Above expectations – FY13 revenue of RM1.56bn came in line with ours (98.5%) and consensus estimates (97.4%). However, FY13 PATAMI of RM183.9m came in above expectations, accounting for 127.0% and 111.6% of our’s and consensus full year forecasts respectively.
Lower-than-expected operating expenses.
Declared final dividend of 56 sen (4QFY12: 58 sen), totaling 61 sen or FY13, representing a payout of 101.4% and yield of 4.8%. This is in-line with our projection of 100% payout.
FY13 was a challenging year for Carlsberg due to the unconducive environment as well as the one-off stock rationalization program in Singapore (2Q13 - 4Q13).
Although we continue to see domestic malt liquor market to remain flattish in FY14, operations in Singapore could potentially record some growth (single-digit), benefiting from the stock rationalization program that has ended in Jan ’14.
Carlsberg’s premium beer brands continue to deliver on strategy with further market share gain (i.e: Asahi Super Dry and Kronenbourg 1664).
Somersby Cider (launched in July 2012) is now the leading cider beer in Malaysia. The cider beer has performed tremendously well with 382% volume growth (also due to low base effect) and yoy market share gain of 29ppts.
On FY14 outlook, malt liquor market would continue to be challenging with rising costs of living. Nevertheless, the group has solid plans in hand to boost consumption with its strong portfolio.
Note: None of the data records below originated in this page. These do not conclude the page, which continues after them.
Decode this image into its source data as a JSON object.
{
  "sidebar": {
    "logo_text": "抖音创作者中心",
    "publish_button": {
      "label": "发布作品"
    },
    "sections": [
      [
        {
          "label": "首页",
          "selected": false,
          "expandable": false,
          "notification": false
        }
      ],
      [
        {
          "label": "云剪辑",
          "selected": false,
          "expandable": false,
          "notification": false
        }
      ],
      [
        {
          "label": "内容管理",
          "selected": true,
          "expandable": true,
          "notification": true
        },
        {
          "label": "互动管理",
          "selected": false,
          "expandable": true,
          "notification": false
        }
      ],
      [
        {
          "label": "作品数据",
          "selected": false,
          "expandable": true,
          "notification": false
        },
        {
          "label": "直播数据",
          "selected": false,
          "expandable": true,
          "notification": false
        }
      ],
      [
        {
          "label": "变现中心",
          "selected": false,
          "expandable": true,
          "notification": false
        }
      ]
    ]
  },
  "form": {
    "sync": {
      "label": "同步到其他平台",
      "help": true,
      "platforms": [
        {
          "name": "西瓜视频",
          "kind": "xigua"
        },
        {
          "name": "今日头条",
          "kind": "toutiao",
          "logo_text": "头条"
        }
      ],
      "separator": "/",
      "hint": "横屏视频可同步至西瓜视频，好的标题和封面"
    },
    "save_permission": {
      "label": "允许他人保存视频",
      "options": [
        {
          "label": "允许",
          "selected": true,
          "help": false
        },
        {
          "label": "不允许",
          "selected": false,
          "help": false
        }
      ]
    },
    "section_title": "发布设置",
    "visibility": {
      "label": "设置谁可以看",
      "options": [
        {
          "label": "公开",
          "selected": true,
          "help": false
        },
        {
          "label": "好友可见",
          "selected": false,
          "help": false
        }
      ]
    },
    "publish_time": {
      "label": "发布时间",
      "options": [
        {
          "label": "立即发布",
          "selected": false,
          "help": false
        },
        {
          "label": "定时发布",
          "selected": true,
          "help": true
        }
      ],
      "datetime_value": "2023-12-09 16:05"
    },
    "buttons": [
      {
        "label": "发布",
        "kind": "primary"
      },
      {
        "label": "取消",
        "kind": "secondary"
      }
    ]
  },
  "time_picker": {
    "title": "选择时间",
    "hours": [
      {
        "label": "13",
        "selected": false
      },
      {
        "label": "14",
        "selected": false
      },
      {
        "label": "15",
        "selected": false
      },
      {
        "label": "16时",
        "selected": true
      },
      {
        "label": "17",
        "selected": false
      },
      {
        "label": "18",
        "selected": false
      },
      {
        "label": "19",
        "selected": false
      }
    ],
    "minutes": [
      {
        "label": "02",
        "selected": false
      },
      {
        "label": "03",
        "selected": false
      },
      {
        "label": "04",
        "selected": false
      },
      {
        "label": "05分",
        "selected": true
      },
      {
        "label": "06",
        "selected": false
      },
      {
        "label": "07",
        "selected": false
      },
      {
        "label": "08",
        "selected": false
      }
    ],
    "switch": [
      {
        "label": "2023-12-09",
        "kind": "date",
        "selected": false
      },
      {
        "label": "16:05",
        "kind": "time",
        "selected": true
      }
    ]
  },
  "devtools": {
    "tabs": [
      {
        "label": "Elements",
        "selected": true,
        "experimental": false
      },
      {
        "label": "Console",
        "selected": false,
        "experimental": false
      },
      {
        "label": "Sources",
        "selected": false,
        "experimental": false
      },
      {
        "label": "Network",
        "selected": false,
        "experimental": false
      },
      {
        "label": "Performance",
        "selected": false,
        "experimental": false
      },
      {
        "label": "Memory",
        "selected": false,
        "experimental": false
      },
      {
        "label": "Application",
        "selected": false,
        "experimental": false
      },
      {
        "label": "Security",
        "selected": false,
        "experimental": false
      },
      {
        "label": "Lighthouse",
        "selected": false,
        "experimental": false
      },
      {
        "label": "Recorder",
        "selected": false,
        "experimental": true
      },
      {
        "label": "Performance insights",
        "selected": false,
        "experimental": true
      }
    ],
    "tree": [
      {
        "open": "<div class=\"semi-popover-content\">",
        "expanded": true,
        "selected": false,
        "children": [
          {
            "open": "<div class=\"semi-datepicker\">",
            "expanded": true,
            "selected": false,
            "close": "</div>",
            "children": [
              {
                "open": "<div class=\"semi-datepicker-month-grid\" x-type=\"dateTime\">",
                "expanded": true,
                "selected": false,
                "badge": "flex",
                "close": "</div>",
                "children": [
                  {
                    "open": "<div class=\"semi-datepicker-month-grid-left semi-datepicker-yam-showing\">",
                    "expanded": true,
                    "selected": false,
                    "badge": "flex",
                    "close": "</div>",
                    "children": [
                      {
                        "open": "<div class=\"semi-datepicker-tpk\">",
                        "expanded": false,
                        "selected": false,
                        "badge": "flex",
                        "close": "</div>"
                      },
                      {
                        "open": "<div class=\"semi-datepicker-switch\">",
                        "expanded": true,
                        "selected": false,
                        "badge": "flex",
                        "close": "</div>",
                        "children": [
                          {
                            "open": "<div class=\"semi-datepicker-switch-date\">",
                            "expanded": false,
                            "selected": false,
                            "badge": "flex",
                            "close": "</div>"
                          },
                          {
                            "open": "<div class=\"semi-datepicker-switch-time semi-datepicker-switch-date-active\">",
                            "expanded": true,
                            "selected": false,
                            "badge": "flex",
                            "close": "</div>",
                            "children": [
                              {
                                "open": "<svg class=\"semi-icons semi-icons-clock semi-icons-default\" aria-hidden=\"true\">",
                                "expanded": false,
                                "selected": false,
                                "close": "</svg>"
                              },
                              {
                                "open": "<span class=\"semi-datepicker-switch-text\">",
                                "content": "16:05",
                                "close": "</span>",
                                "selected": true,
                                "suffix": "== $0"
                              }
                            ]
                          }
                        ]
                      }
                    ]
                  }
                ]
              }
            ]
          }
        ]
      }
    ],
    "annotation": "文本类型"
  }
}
Management have highlighted that there will be some exciting launches on its way sometime next month, which we presumed to be some new brands or line extensions.
On a more positive note, Carlsberg have already experienced an impactful effect from its CNY campaign during its first month into FY14.
We are keeping our topline growth but we tweaked our bottomline margins wider by ~2ppts on the back of lower operating expenses from better costs savings and efficiencies.
HOLD
Positives – 1) High dividend yield stock; 2) Duopoly industry; 3) Resilient earnings; and 4) Low capex requirements.
Negatives – 1) Highly regulated industry; and 2) Potential excise duty hike.
Post-earnings revision, we raise our TP to RM13.70 (from RM13.17) based on DCF valuations. We have also adjusted our 2-years adjusted beta accordingly given that it has changed significantly throughout the year. Maintain HOLD.